Assim como Carlos Bianchi disse uma vez que “uma vitória exige outra”, os três anos e meio em que esteve Juan Román Riquelme como presidente do Boca, sua versão inversa foi cunhada como um estigma, já que as bobagens se sucedem termo a mandato, criando um cenário de crise constante que parece não ter fundo. A última foi a derrota contra Universidade Católica e a eliminação eu Copa Libertadores 2026tão cedo quanto dói. E o sentimento de resignação que domina La Bombonera já não nos convida a pensar em quando este pesadelo acabará, mas sim no que acontecerá a seguir.
Durante aqueles anos de estrondos, coisas planejadas aconteceram Freddy Krueger. Porque o desastre ocorreu nas penalidades contra A Aliança de Lima mas depois as eliminações nos torneios locais vieram contra Independente, Corrida sim O furacãosempre na Bomboneran. E no meio foi perdido contra Atlético Tucumán na Copa da Argentina do ano passado e no Mundial de Clubes não conseguiram vencer um time amador da Nova Zelândia liderado por um professor.
Foram duas temporadas sem Copa Libertadores e na terceira, quando finalmente os grupos foram alcançados, foi quebrado um recorde que foi motivo de orgulho: O Boca se classificou para as oitavas de final em 19 edições consecutivasa mais longa sequência de infalibilidade entre todos os clubes da Conmebol. A última foi em 1994, mas num caso em que competiu contra o Vélez que se tornaria campeão intercontinental do Japão, Cruzeiro e Palmeiras. O que aconteceu nas últimas semanas foi ainda mais triste porque a equipe Cláudio Úbeda Ele venceu os dois primeiros jogos e somou apenas um ponto em 12 possíveis. Por medo.
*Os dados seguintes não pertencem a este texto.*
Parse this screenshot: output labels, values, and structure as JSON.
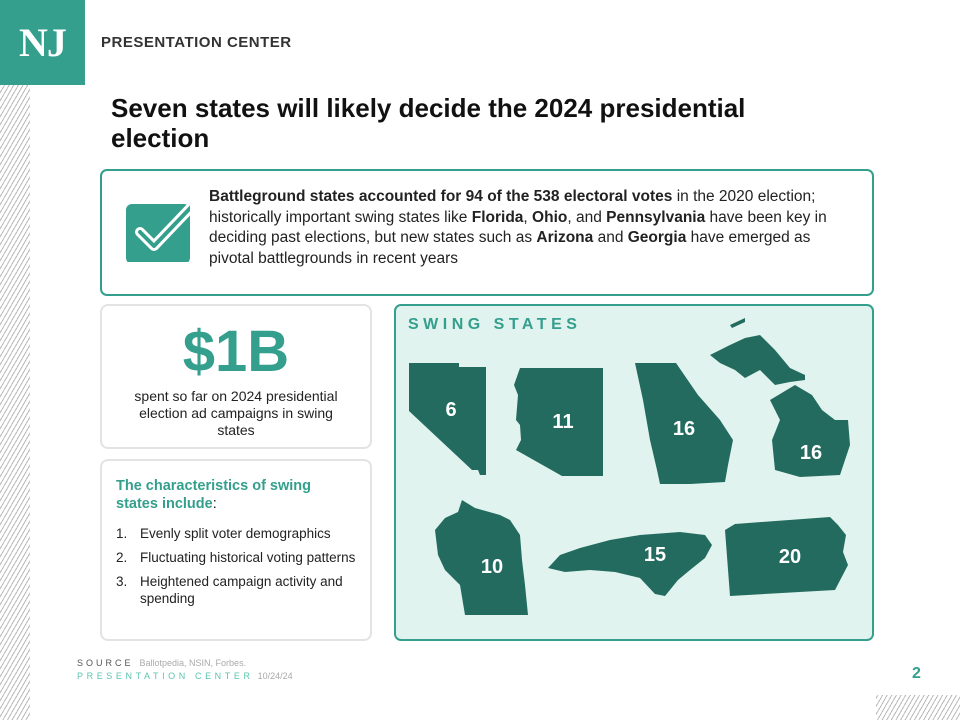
{
  "header": {
    "logo": "NJ",
    "brand": "PRESENTATION CENTER"
  },
  "title": "Seven states will likely decide the 2024 presidential election",
  "summary": {
    "icon": "checkbox-icon",
    "parts": [
      {
        "t": "Battleground states accounted for 94 of the 538 electoral votes",
        "b": true
      },
      {
        "t": " in the 2020 election; historically important swing states like ",
        "b": false
      },
      {
        "t": "Florida",
        "b": true
      },
      {
        "t": ", ",
        "b": false
      },
      {
        "t": "Ohio",
        "b": true
      },
      {
        "t": ", and ",
        "b": false
      },
      {
        "t": "Pennsylvania",
        "b": true
      },
      {
        "t": " have been key in deciding past elections, but new states such as ",
        "b": false
      },
      {
        "t": "Arizona",
        "b": true
      },
      {
        "t": " and ",
        "b": false
      },
      {
        "t": "Georgia",
        "b": true
      },
      {
        "t": " have emerged as pivotal battlegrounds in recent years",
        "b": false
      }
    ]
  },
  "stat": {
    "value": "$1B",
    "desc": "spent so far on 2024 presidential election ad campaigns in swing states"
  },
  "characteristics": {
    "title": "The characteristics of swing states include",
    "colon": ":",
    "items": [
      {
        "n": "1.",
        "t": "Evenly split voter demographics"
      },
      {
        "n": "2.",
        "t": "Fluctuating historical voting patterns"
      },
      {
        "n": "3.",
        "t": "Heightened campaign activity and spending"
      }
    ]
  },
  "map": {
    "title": "SWING STATES",
    "states": [
      {
        "state": "Nevada",
        "votes": "6"
      },
      {
        "state": "Arizona",
        "votes": "11"
      },
      {
        "state": "Georgia",
        "votes": "16"
      },
      {
        "state": "Michigan",
        "votes": "16"
      },
      {
        "state": "Wisconsin",
        "votes": "10"
      },
      {
        "state": "North Carolina",
        "votes": "15"
      },
      {
        "state": "Pennsylvania",
        "votes": "20"
      }
    ]
  },
  "footer": {
    "source_label": "SOURCE",
    "source": "Ballotpedia, NSIN, Forbes.",
    "pc_label": "PRESENTATION CENTER",
    "date": "10/24/24",
    "page": "2"
  },
  "colors": {
    "accent": "#339f8c",
    "map_fill": "#236b5e",
    "map_bg": "#e0f3ef"
  }
}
Como nunca antes, Hoje, Riquelme é criticado por seus inimigos habituaismas também por aqueles que já começam a perceber a decepção de terem depositado nele a sua confiança. Ele é questionado sobre ter confiado em Úbeda para a temporada de 2026, quando o ex-assistente Miguel Angel Russo Ele não apresentou um currículo que nos levasse a imaginá-lo como candidato a ser o melhor da América do Sul. Mas observe que uma Ferrari também não bateu.
A coisa é além da tendência anterior dos anos 10 para subestimar a posição do treinadorele também é criticado por montar um elenco que sempre se mostra descompassado por falta de hierarquia, mentalidade vencedora ou declínio físico, com algumas lesões acabando custando muito caro.
Neste último espaço, o mais destacado pelos torcedores (e pelas câmeras de TV) são os aplausos de um camarote: Edinson CavaniA grande aposta da direção do JRR, não consegue se recuperar de uma dor lombar e este ano disputou 2 partidas em 26 possíveis. Ele não é o único jogador de futebol com ingresso, e a lista de adversários cresce a cada falha.
Assim como as vitórias exigem outras, O Boca se tornou um time que se acostumou a perder. Ou pior, perder nos momentos menos convenientesquando não há amanhã. E no novo futebol que Chiqui Tapia propõe, com mais pipocas do que justiça desportiva, essa vertigem promete ser uma constante. A chegada de um novo treinador Para suceder Úbeda, a prioridade será agregar reforços de primeira qualidade, mas também a missão de tirar o ânimo de todos do submundo.
A bola está mais uma vez nas mãos de Riquelme, mas o tempo corre: as eleições são em dezembro do próximo ano e já não está claro se ele as vencerá a pé.